Cosa fare quando si ha la cistite cronica?

La cistite cronica o ricorrente è una cistite (di solito batterica) che si ripresenta 3-6 volte nell'arco di un anno. La cura tradizionale della cistite si basa sulla terapia antibiotica. Gli antibiotici però, oltre a distruggere i patogeni distruggono anche i batteri buoni, utili a rinforzare il sistema immunitario.

Quanto tempo può durare una cistite cronica?

La durata media dei disturbi per ogni episodio di cistite è di sei giorni. I sintomi più comuni sono: Dolore e bruciore ad urinare.

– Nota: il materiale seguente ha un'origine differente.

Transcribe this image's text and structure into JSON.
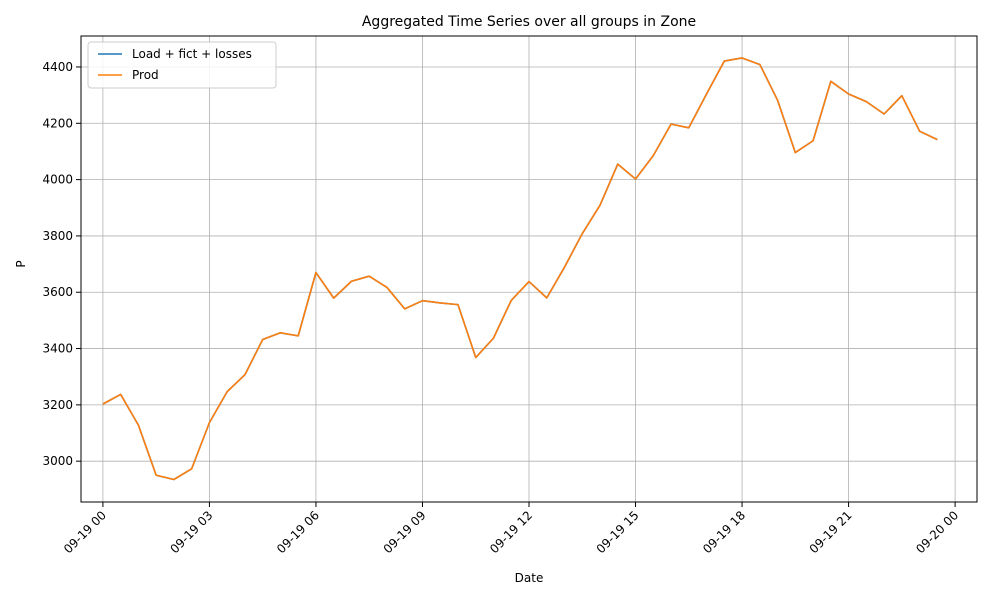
{
  "chart_data": {
    "type": "line",
    "title": "Aggregated Time Series over all groups in Zone",
    "xlabel": "Date",
    "ylabel": "P",
    "x_range": [
      "09-18 23:23",
      "09-20 00:37"
    ],
    "ylim": [
      2855,
      4510
    ],
    "grid": true,
    "legend_placement": "top-left",
    "x_ticks": [
      "09-19 00",
      "09-19 03",
      "09-19 06",
      "09-19 09",
      "09-19 12",
      "09-19 15",
      "09-19 18",
      "09-19 21",
      "09-20 00"
    ],
    "y_ticks": [
      3000,
      3200,
      3400,
      3600,
      3800,
      4000,
      4200,
      4400
    ],
    "x": [
      "09-19 00:00",
      "09-19 00:30",
      "09-19 01:00",
      "09-19 01:30",
      "09-19 02:00",
      "09-19 02:30",
      "09-19 03:00",
      "09-19 03:30",
      "09-19 04:00",
      "09-19 04:30",
      "09-19 05:00",
      "09-19 05:30",
      "09-19 06:00",
      "09-19 06:30",
      "09-19 07:00",
      "09-19 07:30",
      "09-19 08:00",
      "09-19 08:30",
      "09-19 09:00",
      "09-19 09:30",
      "09-19 10:00",
      "09-19 10:30",
      "09-19 11:00",
      "09-19 11:30",
      "09-19 12:00",
      "09-19 12:30",
      "09-19 13:00",
      "09-19 13:30",
      "09-19 14:00",
      "09-19 14:30",
      "09-19 15:00",
      "09-19 15:30",
      "09-19 16:00",
      "09-19 16:30",
      "09-19 17:00",
      "09-19 17:30",
      "09-19 18:00",
      "09-19 18:30",
      "09-19 19:00",
      "09-19 19:30",
      "09-19 20:00",
      "09-19 20:30",
      "09-19 21:00",
      "09-19 21:30",
      "09-19 22:00",
      "09-19 22:30",
      "09-19 23:00",
      "09-19 23:30"
    ],
    "series": [
      {
        "name": "Load + fict + losses",
        "color": "#1f77b4",
        "values": [
          3203,
          3237,
          3128,
          2950,
          2935,
          2973,
          3137,
          3247,
          3307,
          3432,
          3456,
          3445,
          3670,
          3579,
          3639,
          3657,
          3617,
          3541,
          3570,
          3562,
          3556,
          3368,
          3437,
          3571,
          3638,
          3580,
          3689,
          3808,
          3909,
          4055,
          4002,
          4085,
          4197,
          4184,
          4304,
          4421,
          4432,
          4409,
          4282,
          4096,
          4138,
          4349,
          4304,
          4277,
          4233,
          4298,
          4172,
          4142
        ]
      },
      {
        "name": "Prod",
        "color": "#ff7f0e",
        "values": [
          3203,
          3237,
          3128,
          2950,
          2935,
          2973,
          3137,
          3247,
          3307,
          3432,
          3456,
          3445,
          3670,
          3579,
          3639,
          3657,
          3617,
          3541,
          3570,
          3562,
          3556,
          3368,
          3437,
          3571,
          3638,
          3580,
          3689,
          3808,
          3909,
          4055,
          4002,
          4085,
          4197,
          4184,
          4304,
          4421,
          4432,
          4409,
          4282,
          4096,
          4138,
          4349,
          4304,
          4277,
          4233,
          4298,
          4172,
          4142
        ]
      }
    ]
  }
}
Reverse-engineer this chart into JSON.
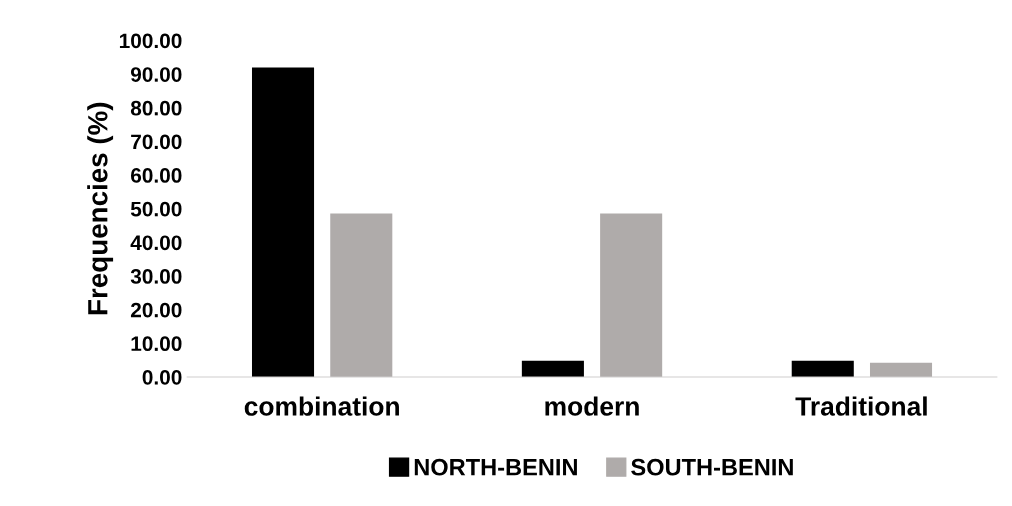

Cosa può provocare una cistite cronica?

Non esistono cause note della cistite cronica interstiziale anche se è stato dimostrato che può essere legata a ereditarietà, stress, alimentazione inadeguata o presenza di alcune malattie come sindrome del colon irritabile o fibromialgia.

Quando preoccuparsi per la cistite?

E' consigliabile consultare un medico nelle seguenti circostanze quando si sospetta una cistite: I sintomi della cistite non si risolvono entro 2 giorni. I sintomi della cistite diventano più gravi (ad esempio con comparsa di sangue nelle urine o febbre) Se la cistite si ripresenta freqnentemente.